江卉站起來拍拍褲子,打個招呼,順勢走了。陳斐脫掉衣服去洗澡,浙淅瀝瀝的水聲里,盛嘉實恍然想起他打包回來的餐食早就被江卉報銷乾淨,一點油星都不剩,湊到浴室門口問:「面都坨了,我再給你點個外賣?」
陳斐的聲音悶在浴室里,嗡嗡的:「不用了,我在公司吃了。」
不知道說什麼好,兩個人像兩列火車一樣相向而行,都有點不在軌道上。這天盛嘉實睡得很早,空調嗡嗡聲里,有人輕悄悄打開房門,一隻冰涼的腳貼到他小腿上,他一翻身,摟兔子似的捉住陳斐。
她小聲問:「怎麼睡這麼早?你生病了?」
「沒有,只是困。」
「我給你準備了禮物。」
「又有禮物?」上一塊手錶才送不久,不知她這回預算如何,盛嘉實爬起來開燈。她手心臥著一條項鍊,鎖骨長度,胸前一粒黑色轉運珠。「公司內購買的,所以不貴。可以戴著洗澡。」她說。
「我也有禮物。」
是一枚戒指。但尺寸不對,戴在無名指嫌大,中指嫌小,進退兩難,陳斐把它套在食指上:「剛好。」
他臉紅起來。兩個人像小夫妻似的在這房子裡住了兩個月,算起來真正同床共枕的日子沒幾天,每次睡在一起,陳斐都有種偷情的尷尬,覺得睡了別人的床。這樣安然地親吻,還是第一次。毯子半滑到地上,兩個人汗津津地貼在一起,昏頭昏腦,手腳都絞成一團。

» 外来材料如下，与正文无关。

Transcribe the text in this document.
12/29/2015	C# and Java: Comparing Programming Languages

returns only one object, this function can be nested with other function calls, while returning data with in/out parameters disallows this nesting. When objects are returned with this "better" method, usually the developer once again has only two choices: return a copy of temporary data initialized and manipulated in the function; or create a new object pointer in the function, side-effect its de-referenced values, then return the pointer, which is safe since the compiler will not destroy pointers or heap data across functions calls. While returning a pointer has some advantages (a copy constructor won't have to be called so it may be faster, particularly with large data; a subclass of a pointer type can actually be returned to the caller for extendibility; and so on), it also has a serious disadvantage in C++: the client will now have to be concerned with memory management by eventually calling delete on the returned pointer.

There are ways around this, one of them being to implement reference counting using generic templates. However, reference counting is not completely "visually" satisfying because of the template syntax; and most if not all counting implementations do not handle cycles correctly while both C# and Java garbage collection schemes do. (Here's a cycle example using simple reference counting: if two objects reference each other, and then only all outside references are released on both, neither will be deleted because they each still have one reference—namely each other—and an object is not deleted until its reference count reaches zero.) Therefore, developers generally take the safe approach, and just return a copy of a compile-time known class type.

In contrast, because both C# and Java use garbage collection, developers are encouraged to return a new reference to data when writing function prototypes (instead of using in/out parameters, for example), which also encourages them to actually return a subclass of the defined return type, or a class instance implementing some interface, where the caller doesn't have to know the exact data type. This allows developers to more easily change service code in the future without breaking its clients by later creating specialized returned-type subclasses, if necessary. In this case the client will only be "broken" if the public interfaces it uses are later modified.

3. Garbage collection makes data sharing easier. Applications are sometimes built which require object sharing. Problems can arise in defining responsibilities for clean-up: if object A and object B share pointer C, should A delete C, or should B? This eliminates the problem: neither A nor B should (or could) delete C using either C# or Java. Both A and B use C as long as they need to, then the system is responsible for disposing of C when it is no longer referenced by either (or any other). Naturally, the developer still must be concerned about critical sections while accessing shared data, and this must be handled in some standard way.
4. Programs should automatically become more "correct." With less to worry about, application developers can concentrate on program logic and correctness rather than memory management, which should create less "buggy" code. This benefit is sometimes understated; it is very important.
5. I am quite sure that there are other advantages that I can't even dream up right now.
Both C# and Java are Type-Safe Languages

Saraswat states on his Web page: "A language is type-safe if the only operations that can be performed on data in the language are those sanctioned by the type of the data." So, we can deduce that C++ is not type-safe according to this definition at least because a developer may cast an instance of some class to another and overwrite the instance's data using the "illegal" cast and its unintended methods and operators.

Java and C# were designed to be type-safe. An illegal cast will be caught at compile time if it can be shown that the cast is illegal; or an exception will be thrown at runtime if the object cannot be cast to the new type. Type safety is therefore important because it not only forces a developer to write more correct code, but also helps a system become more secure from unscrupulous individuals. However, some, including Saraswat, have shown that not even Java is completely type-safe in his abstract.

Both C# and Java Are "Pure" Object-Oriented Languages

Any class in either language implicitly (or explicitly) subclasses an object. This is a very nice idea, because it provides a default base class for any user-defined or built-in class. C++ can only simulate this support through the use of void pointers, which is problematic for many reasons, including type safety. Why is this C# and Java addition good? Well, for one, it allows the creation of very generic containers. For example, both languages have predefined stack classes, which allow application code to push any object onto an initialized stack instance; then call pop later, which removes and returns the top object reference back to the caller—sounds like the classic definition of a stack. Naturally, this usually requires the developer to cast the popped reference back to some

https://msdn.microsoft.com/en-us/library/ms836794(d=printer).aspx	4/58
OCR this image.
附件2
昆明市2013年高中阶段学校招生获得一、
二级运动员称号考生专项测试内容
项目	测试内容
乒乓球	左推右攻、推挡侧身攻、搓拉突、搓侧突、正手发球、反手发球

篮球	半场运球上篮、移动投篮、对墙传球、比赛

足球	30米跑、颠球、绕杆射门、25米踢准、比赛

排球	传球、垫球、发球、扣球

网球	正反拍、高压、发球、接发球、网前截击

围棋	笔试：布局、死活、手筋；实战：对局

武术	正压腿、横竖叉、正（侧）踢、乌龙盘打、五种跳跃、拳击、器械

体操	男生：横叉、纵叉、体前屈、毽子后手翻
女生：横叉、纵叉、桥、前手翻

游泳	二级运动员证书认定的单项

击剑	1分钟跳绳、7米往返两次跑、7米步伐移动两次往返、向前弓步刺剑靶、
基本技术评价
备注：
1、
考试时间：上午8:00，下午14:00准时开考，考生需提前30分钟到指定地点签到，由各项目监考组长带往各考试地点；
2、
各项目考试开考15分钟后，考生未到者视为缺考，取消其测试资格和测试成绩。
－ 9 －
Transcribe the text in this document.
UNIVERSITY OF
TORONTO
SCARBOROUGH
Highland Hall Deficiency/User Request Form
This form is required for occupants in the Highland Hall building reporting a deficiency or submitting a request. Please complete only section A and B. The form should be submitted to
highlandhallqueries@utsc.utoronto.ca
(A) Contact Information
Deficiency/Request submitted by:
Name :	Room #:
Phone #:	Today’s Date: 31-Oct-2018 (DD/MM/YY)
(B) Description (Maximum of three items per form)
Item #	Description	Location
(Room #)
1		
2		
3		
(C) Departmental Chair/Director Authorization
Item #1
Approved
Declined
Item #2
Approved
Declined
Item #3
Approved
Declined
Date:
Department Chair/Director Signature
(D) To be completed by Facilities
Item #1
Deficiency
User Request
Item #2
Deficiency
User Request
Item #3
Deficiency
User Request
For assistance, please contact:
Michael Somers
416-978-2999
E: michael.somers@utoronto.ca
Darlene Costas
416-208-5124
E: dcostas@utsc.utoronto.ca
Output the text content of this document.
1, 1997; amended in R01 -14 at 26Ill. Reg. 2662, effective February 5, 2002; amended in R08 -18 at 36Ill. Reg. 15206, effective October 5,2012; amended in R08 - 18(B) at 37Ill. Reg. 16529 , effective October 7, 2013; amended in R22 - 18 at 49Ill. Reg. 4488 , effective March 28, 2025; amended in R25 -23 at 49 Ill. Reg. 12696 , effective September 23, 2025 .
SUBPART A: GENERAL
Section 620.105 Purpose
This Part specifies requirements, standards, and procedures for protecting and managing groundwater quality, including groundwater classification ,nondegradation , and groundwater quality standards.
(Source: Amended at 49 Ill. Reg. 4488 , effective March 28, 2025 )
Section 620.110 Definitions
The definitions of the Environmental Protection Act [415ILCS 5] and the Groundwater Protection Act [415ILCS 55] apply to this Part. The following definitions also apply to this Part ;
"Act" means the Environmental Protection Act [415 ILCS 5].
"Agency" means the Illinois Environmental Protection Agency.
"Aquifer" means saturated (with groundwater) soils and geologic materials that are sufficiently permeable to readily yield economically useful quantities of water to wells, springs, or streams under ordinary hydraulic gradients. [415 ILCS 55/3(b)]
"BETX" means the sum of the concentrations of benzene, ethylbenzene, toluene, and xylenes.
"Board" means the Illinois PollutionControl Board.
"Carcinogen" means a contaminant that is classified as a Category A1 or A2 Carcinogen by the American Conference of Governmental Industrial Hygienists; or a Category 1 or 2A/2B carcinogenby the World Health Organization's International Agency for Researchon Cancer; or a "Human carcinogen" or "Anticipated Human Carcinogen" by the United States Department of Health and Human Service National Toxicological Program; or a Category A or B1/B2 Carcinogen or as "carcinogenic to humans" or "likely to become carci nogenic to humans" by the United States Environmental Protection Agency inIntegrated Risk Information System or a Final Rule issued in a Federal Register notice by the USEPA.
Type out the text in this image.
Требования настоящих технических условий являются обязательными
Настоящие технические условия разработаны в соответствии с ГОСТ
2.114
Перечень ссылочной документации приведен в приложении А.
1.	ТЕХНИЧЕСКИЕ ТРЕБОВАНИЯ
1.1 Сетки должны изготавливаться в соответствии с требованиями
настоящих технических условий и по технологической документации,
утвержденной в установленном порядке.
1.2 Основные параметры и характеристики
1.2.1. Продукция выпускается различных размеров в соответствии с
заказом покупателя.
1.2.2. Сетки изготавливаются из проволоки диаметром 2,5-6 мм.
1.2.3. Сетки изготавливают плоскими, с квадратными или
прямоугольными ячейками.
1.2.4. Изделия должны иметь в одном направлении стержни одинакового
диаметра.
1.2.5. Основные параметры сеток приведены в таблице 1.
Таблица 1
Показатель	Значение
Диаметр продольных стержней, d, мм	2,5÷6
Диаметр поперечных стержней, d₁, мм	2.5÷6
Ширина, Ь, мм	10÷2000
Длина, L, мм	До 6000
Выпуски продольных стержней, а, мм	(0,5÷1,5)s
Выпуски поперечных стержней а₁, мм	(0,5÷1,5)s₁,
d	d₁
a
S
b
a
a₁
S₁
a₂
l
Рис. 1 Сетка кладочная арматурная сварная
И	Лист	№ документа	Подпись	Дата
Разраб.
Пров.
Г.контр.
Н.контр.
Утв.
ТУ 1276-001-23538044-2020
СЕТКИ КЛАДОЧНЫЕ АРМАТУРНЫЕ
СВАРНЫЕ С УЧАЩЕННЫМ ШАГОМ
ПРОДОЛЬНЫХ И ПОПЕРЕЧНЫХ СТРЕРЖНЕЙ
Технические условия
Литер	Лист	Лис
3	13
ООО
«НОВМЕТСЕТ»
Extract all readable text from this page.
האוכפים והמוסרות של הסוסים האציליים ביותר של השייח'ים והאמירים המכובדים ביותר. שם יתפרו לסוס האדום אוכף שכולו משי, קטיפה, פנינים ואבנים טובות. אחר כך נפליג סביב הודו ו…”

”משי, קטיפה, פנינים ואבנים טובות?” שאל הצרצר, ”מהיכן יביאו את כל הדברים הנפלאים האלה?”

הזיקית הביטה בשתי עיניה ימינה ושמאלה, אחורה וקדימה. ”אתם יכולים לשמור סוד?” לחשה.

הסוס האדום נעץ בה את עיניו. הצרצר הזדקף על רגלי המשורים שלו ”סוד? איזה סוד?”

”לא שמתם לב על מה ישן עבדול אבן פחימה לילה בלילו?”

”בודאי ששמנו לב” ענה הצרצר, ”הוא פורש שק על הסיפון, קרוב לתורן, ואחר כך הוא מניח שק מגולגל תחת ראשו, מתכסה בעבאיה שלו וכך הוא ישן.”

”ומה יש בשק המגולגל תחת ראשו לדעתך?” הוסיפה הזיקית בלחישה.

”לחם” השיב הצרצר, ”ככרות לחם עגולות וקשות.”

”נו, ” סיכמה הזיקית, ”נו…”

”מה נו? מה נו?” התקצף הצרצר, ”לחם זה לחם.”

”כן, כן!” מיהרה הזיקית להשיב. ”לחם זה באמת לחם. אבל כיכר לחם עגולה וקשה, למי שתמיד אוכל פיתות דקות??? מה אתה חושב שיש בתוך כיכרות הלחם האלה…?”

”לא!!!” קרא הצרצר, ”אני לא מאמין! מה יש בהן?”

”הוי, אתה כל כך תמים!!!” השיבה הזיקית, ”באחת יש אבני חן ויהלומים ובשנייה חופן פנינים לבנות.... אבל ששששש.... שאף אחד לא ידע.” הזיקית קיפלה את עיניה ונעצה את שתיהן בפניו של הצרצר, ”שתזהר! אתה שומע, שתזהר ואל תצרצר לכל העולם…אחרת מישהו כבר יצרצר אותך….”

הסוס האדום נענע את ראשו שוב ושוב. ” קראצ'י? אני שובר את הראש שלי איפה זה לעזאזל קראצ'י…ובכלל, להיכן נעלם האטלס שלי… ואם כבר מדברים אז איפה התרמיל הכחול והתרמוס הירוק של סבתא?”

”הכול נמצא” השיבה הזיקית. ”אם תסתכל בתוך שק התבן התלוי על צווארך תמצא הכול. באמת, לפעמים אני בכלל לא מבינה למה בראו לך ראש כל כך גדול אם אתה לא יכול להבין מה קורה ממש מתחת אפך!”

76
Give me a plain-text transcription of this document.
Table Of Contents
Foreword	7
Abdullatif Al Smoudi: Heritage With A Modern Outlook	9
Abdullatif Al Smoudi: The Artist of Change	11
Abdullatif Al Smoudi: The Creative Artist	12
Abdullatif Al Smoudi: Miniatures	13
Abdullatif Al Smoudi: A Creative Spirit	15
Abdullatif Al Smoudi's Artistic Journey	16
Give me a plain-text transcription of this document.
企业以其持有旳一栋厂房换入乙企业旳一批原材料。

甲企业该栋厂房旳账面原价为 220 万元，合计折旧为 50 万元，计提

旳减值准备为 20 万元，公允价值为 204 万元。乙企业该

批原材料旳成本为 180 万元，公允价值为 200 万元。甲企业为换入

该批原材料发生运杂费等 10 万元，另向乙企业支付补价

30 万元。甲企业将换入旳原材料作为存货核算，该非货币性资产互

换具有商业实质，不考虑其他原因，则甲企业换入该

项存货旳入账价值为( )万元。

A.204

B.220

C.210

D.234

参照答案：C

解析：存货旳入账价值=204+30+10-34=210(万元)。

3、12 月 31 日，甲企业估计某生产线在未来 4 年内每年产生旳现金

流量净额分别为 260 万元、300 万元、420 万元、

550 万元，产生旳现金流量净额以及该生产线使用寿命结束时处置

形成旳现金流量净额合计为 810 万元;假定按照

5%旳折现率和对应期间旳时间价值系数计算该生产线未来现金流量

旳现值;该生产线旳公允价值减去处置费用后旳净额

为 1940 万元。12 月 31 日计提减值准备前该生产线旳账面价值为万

頭腦還混沌著,陳斐卻忽然想起晚上剛回來時看到的那個小小房間。空調開到二十四度,乾燥涼爽,電視機前坐著一男一女,乾淨、鬆弛、高高興興。談戀愛其實就應當這樣的,和快活人,做快活事。
她輕聲發出邀約:「你想要嗎?」
盛嘉實愣了愣。像日日看海岸線漲潮退潮,難免暗想著有朝一日來場海嘯。但就像他們從未和朋友們公開關係,總覺得時機過了,樣樣不對,要等。
他摸摸她溫熱的手臂,說:「不著急,目子還長著。」
國際峰會結束,學校也要開學了,媽媽在陳斐搬出這間公寓後的第二個周,後知後覺地在衣櫃裡找到女士內褲,覺得不妥。千言萬語,千迴百轉,化作一句提醒:「太早就把各種滋味都嘗遍了,以後就沒有趣味了。」
話說得委婉,盛嘉實一點就通。其時正考完法考,放國慶假期,爸爸埋頭吃飯,媽媽也不看他,低頭盯住飯碗。其實兒子長到這個歲數,有男女關係很正常,只是親眼看見了,內心還是覺得震動。盛嘉實把碗筷放下:「這有什麼。」